Patients with HF-related hospital admissions had more instances of 5+ lb weight gain in a week as compared to non-hospitalized patients. The same trend was found for ED vs non-ED patients. In examining the slope of weight gain, patients had an average increase of 1.7 lbs per week prior to hospital admission (p = 0.05) and 0.5 lb per week prior to ED visit (p = 0.37). These data compare to a flat weight trajectory with an average slope of 0 lbs per week for all patients over 2 years.

Patients tended to be on an increasing weight trajectory before hospitalization or ED visit.

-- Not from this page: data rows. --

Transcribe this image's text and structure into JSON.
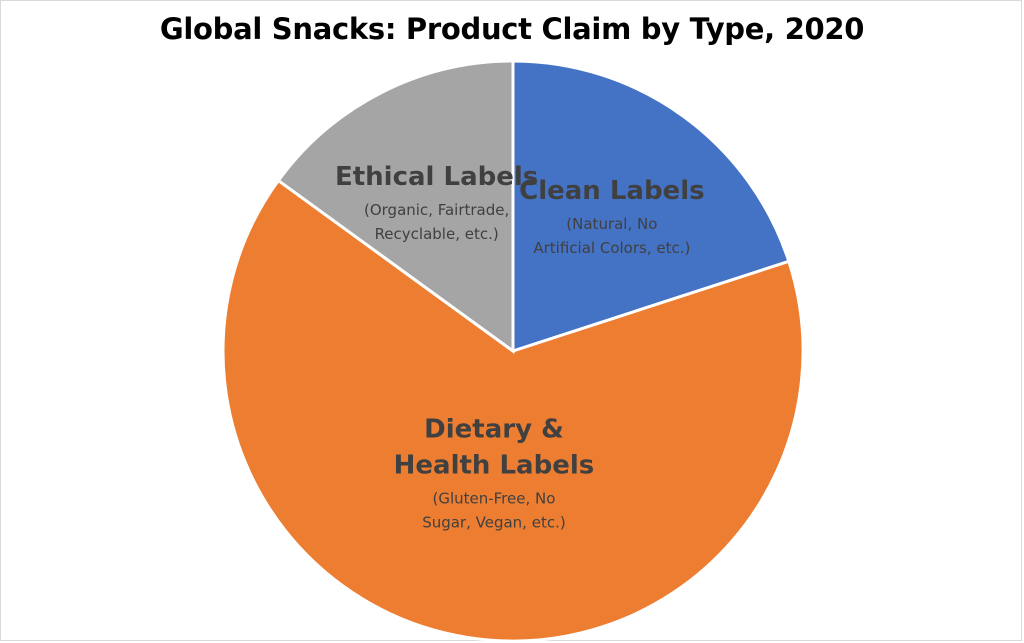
{
  "chart_data": {
    "type": "pie",
    "title": "Global Snacks: Product Claim by Type, 2020",
    "slices": [
      {
        "name": "Clean Labels",
        "description": [
          "(Natural, No",
          "Artificial Colors, etc.)"
        ],
        "value": 20,
        "color": "#4472c4"
      },
      {
        "name": "Dietary & Health Labels",
        "name_lines": [
          "Dietary &",
          "Health Labels"
        ],
        "description": [
          "(Gluten-Free, No",
          "Sugar, Vegan, etc.)"
        ],
        "value": 65,
        "color": "#ed7d31"
      },
      {
        "name": "Ethical Labels",
        "description": [
          "(Organic, Fairtrade,",
          "Recyclable, etc.)"
        ],
        "value": 15,
        "color": "#a5a5a5"
      }
    ]
  }
}
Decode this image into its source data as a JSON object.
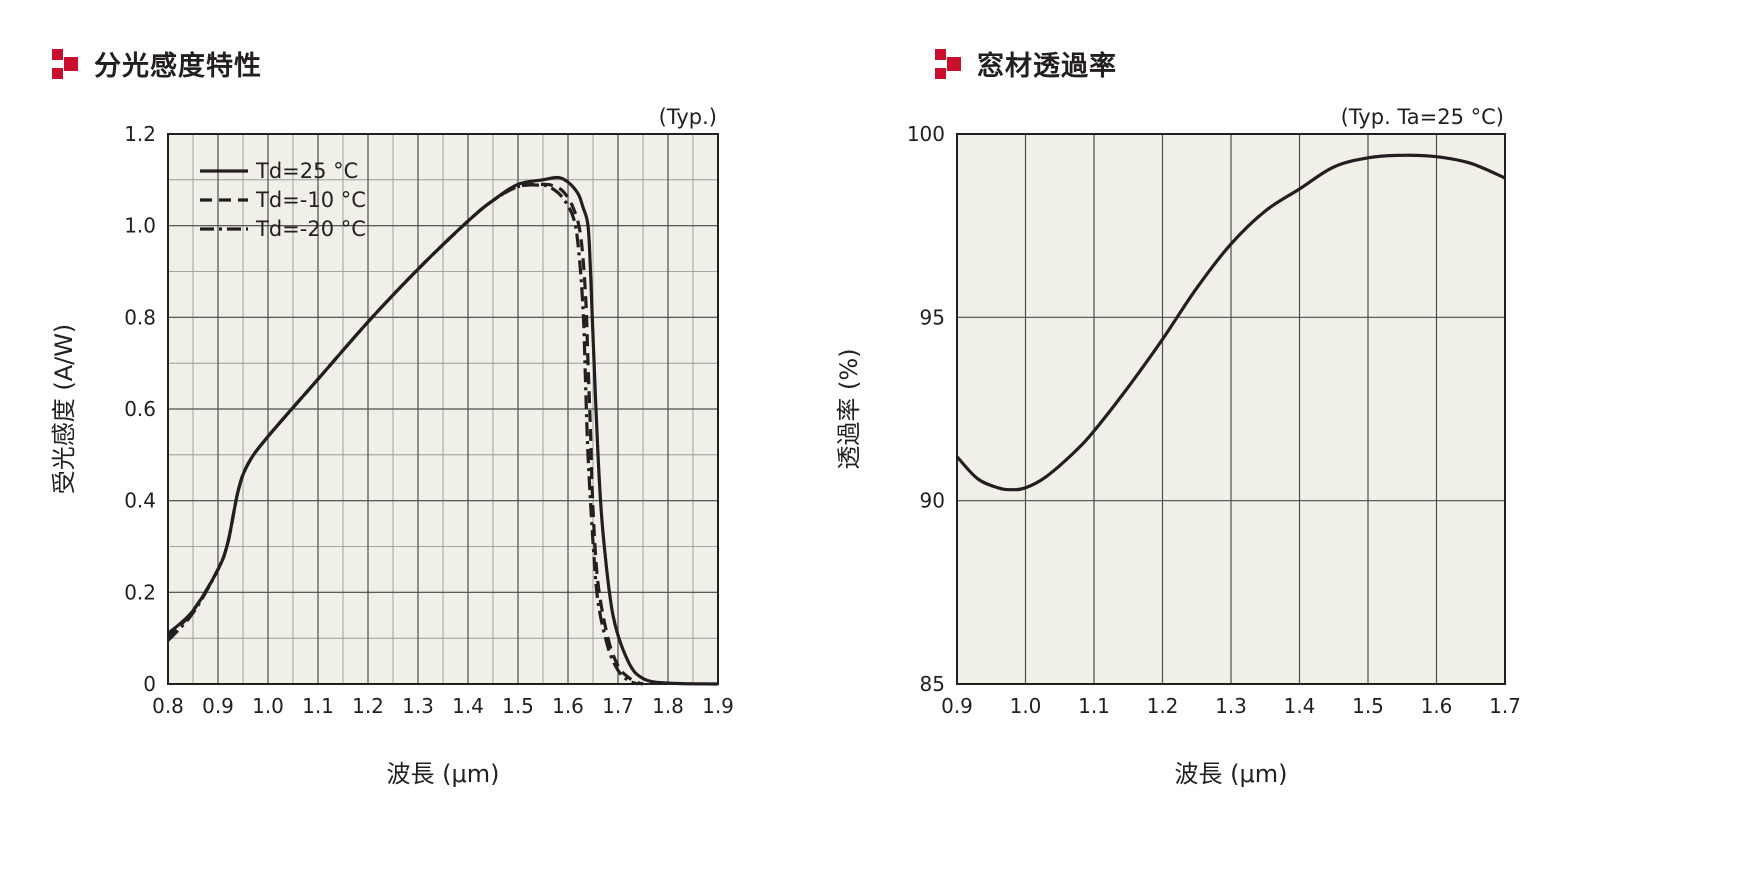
{
  "titles": {
    "left": "分光感度特性",
    "right": "窓材透過率"
  },
  "colors": {
    "marker": "#c8102e",
    "plot_background": "#f1f0e8",
    "grid": "#4d4d4d",
    "curve": "#231f20"
  },
  "chart_data": [
    {
      "type": "line",
      "title": "分光感度特性",
      "note": "(Typ.)",
      "xlabel": "波長 (μm)",
      "ylabel": "受光感度 (A/W)",
      "xlim": [
        0.8,
        1.9
      ],
      "ylim": [
        0,
        1.2
      ],
      "xticks": [
        0.8,
        0.9,
        1.0,
        1.1,
        1.2,
        1.3,
        1.4,
        1.5,
        1.6,
        1.7,
        1.8,
        1.9
      ],
      "xtick_labels": [
        "0.8",
        "0.9",
        "1.0",
        "1.1",
        "1.2",
        "1.3",
        "1.4",
        "1.5",
        "1.6",
        "1.7",
        "1.8",
        "1.9"
      ],
      "yticks": [
        0,
        0.2,
        0.4,
        0.6,
        0.8,
        1.0,
        1.2
      ],
      "ytick_labels": [
        "0",
        "0.2",
        "0.4",
        "0.6",
        "0.8",
        "1.0",
        "1.2"
      ],
      "x_minor_step": 0.05,
      "y_minor_step": 0.1,
      "grid": true,
      "legend": "top-left",
      "series": [
        {
          "name": "Td=25 °C",
          "style": "solid",
          "x": [
            0.8,
            0.85,
            0.9,
            0.92,
            0.94,
            0.96,
            1.0,
            1.1,
            1.2,
            1.3,
            1.4,
            1.45,
            1.5,
            1.55,
            1.58,
            1.6,
            1.62,
            1.63,
            1.64,
            1.645,
            1.65,
            1.66,
            1.67,
            1.69,
            1.72,
            1.75,
            1.8,
            1.9
          ],
          "y": [
            0.11,
            0.16,
            0.25,
            0.31,
            0.42,
            0.48,
            0.54,
            0.665,
            0.79,
            0.905,
            1.01,
            1.055,
            1.09,
            1.1,
            1.105,
            1.095,
            1.07,
            1.04,
            1.0,
            0.9,
            0.76,
            0.5,
            0.33,
            0.15,
            0.05,
            0.012,
            0.002,
            0.0
          ]
        },
        {
          "name": "Td=-10 °C",
          "style": "dashed",
          "x": [
            0.8,
            0.85,
            0.9,
            0.92,
            0.94,
            0.96,
            1.0,
            1.1,
            1.2,
            1.3,
            1.4,
            1.45,
            1.5,
            1.55,
            1.57,
            1.59,
            1.61,
            1.625,
            1.635,
            1.64,
            1.645,
            1.65,
            1.66,
            1.68,
            1.7,
            1.72,
            1.74,
            1.75
          ],
          "y": [
            0.1,
            0.16,
            0.25,
            0.31,
            0.42,
            0.48,
            0.54,
            0.665,
            0.79,
            0.905,
            1.01,
            1.055,
            1.085,
            1.09,
            1.087,
            1.075,
            1.04,
            0.98,
            0.85,
            0.7,
            0.55,
            0.38,
            0.22,
            0.1,
            0.04,
            0.015,
            0.003,
            0.0
          ]
        },
        {
          "name": "Td=-20 °C",
          "style": "dashdot",
          "x": [
            0.8,
            0.85,
            0.9,
            0.92,
            0.94,
            0.96,
            1.0,
            1.1,
            1.2,
            1.3,
            1.4,
            1.45,
            1.5,
            1.55,
            1.57,
            1.59,
            1.61,
            1.62,
            1.63,
            1.635,
            1.64,
            1.65,
            1.66,
            1.68,
            1.7,
            1.72,
            1.74
          ],
          "y": [
            0.095,
            0.155,
            0.25,
            0.31,
            0.42,
            0.48,
            0.54,
            0.665,
            0.79,
            0.905,
            1.01,
            1.055,
            1.085,
            1.088,
            1.08,
            1.06,
            1.02,
            0.96,
            0.82,
            0.66,
            0.5,
            0.31,
            0.18,
            0.08,
            0.03,
            0.008,
            0.0
          ]
        }
      ]
    },
    {
      "type": "line",
      "title": "窓材透過率",
      "note": "(Typ. Ta=25 °C)",
      "xlabel": "波長 (μm)",
      "ylabel": "透過率 (%)",
      "xlim": [
        0.9,
        1.7
      ],
      "ylim": [
        85,
        100
      ],
      "xticks": [
        0.9,
        1.0,
        1.1,
        1.2,
        1.3,
        1.4,
        1.5,
        1.6,
        1.7
      ],
      "xtick_labels": [
        "0.9",
        "1.0",
        "1.1",
        "1.2",
        "1.3",
        "1.4",
        "1.5",
        "1.6",
        "1.7"
      ],
      "yticks": [
        85,
        90,
        95,
        100
      ],
      "ytick_labels": [
        "85",
        "90",
        "95",
        "100"
      ],
      "grid": true,
      "series": [
        {
          "style": "solid",
          "x": [
            0.9,
            0.93,
            0.96,
            0.98,
            1.0,
            1.03,
            1.07,
            1.1,
            1.15,
            1.2,
            1.25,
            1.3,
            1.35,
            1.4,
            1.45,
            1.5,
            1.55,
            1.6,
            1.65,
            1.7
          ],
          "y": [
            91.2,
            90.6,
            90.35,
            90.3,
            90.35,
            90.65,
            91.3,
            91.9,
            93.1,
            94.4,
            95.8,
            97.0,
            97.9,
            98.5,
            99.1,
            99.35,
            99.42,
            99.38,
            99.2,
            98.8
          ]
        }
      ]
    }
  ]
}
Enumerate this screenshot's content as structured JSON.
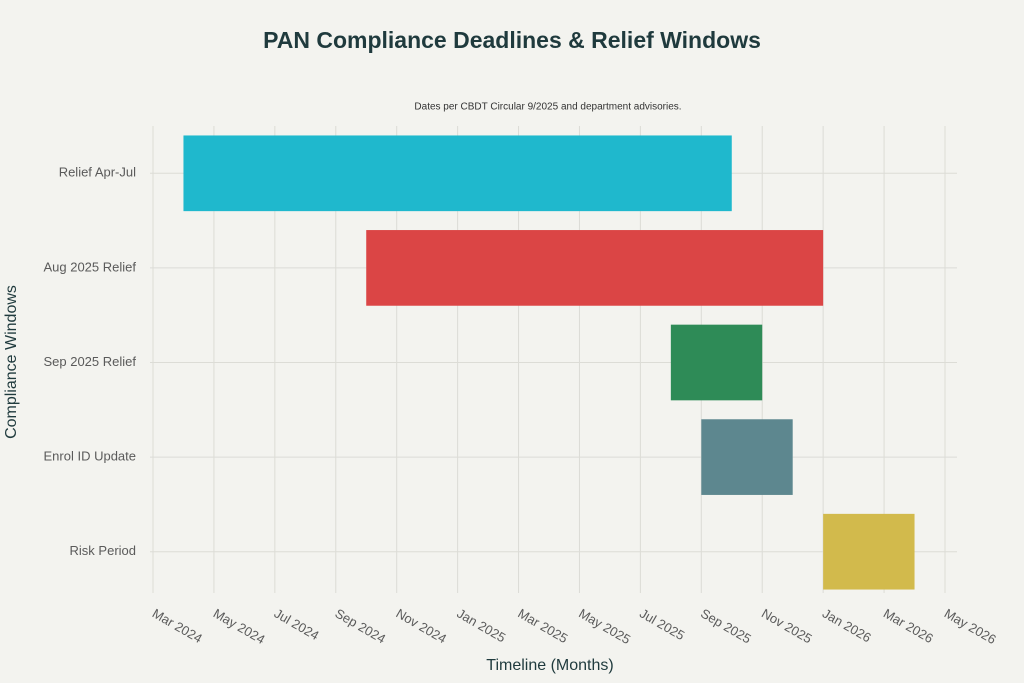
{
  "chart_data": {
    "type": "gantt",
    "title": "PAN Compliance Deadlines & Relief Windows",
    "subtitle": "Dates per CBDT Circular 9/2025 and department advisories.",
    "x_label": "Timeline (Months)",
    "y_label": "Compliance Windows",
    "categories": [
      "Relief Apr-Jul",
      "Aug 2025 Relief",
      "Sep 2025 Relief",
      "Enrol ID Update",
      "Risk Period"
    ],
    "start": [
      "2024-04",
      "2024-10",
      "2025-08",
      "2025-09",
      "2026-01"
    ],
    "end": [
      "2025-10",
      "2026-01",
      "2025-11",
      "2025-12",
      "2026-04"
    ],
    "colors": [
      "#1fb8cd",
      "#db4545",
      "#2e8b57",
      "#5d878f",
      "#d2ba4c"
    ],
    "xlim": [
      "2024-03",
      "2026-05"
    ],
    "xticks": [
      {
        "value": "2024-03",
        "label": "Mar 2024"
      },
      {
        "value": "2024-05",
        "label": "May 2024"
      },
      {
        "value": "2024-07",
        "label": "Jul 2024"
      },
      {
        "value": "2024-09",
        "label": "Sep 2024"
      },
      {
        "value": "2024-11",
        "label": "Nov 2024"
      },
      {
        "value": "2025-01",
        "label": "Jan 2025"
      },
      {
        "value": "2025-03",
        "label": "Mar 2025"
      },
      {
        "value": "2025-05",
        "label": "May 2025"
      },
      {
        "value": "2025-07",
        "label": "Jul 2025"
      },
      {
        "value": "2025-09",
        "label": "Sep 2025"
      },
      {
        "value": "2025-11",
        "label": "Nov 2025"
      },
      {
        "value": "2026-01",
        "label": "Jan 2026"
      },
      {
        "value": "2026-03",
        "label": "Mar 2026"
      },
      {
        "value": "2026-05",
        "label": "May 2026"
      }
    ],
    "grid": true
  }
}
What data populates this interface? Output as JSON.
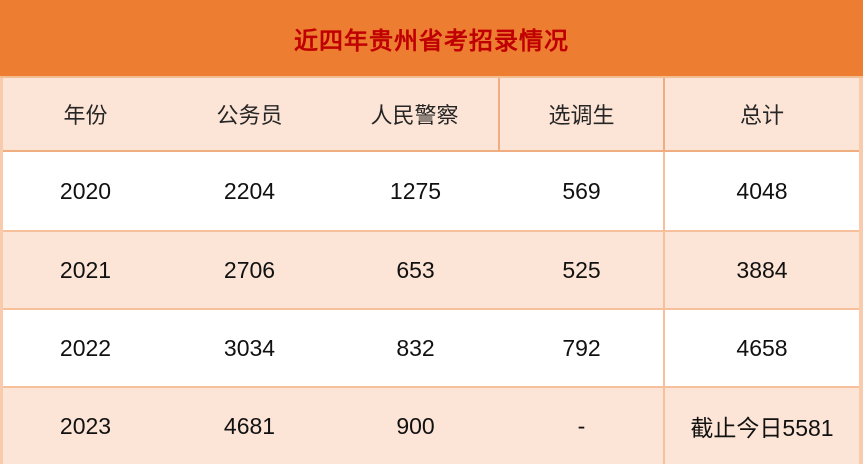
{
  "chart_data": {
    "type": "table",
    "title": "近四年贵州省考招录情况",
    "columns": [
      "年份",
      "公务员",
      "人民警察",
      "选调生",
      "总计"
    ],
    "rows": [
      [
        "2020",
        "2204",
        "1275",
        "569",
        "4048"
      ],
      [
        "2021",
        "2706",
        "653",
        "525",
        "3884"
      ],
      [
        "2022",
        "3034",
        "832",
        "792",
        "4658"
      ],
      [
        "2023",
        "4681",
        "900",
        "-",
        "截止今日5581"
      ]
    ],
    "layout_hints": {
      "alternating_row_colors": true,
      "vertical_line_after_columns_header": [
        "人民警察",
        "选调生"
      ],
      "vertical_line_after_columns_body": [
        "选调生"
      ]
    }
  },
  "colors": {
    "title_bar_bg": "#ED7D31",
    "title_text": "#C00000",
    "header_bg": "#FCE4D6",
    "row_white": "#FFFFFF",
    "row_peach": "#FCE4D6",
    "grid_line": "#F4B183",
    "outer_border": "#F8CBAD",
    "cell_text": "#111111"
  }
}
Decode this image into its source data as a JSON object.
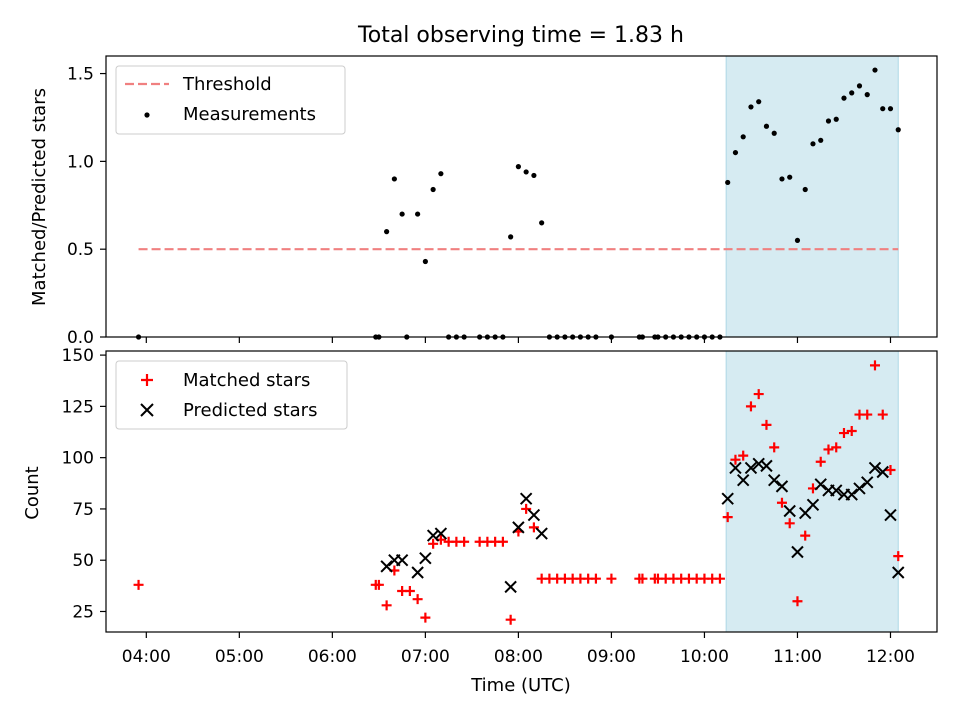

There was a significant association with an incremental weight gain as low as 1.7 lbs per week and hospital admission in rural patients with HF.

These data support the long-held belief that weight gain of 5 pounds in one week portends negative events. Diary use to track weight as part of HF self-care should be considered since patient report of weight gain can initiate treatment changes to prevent HF exacerbation.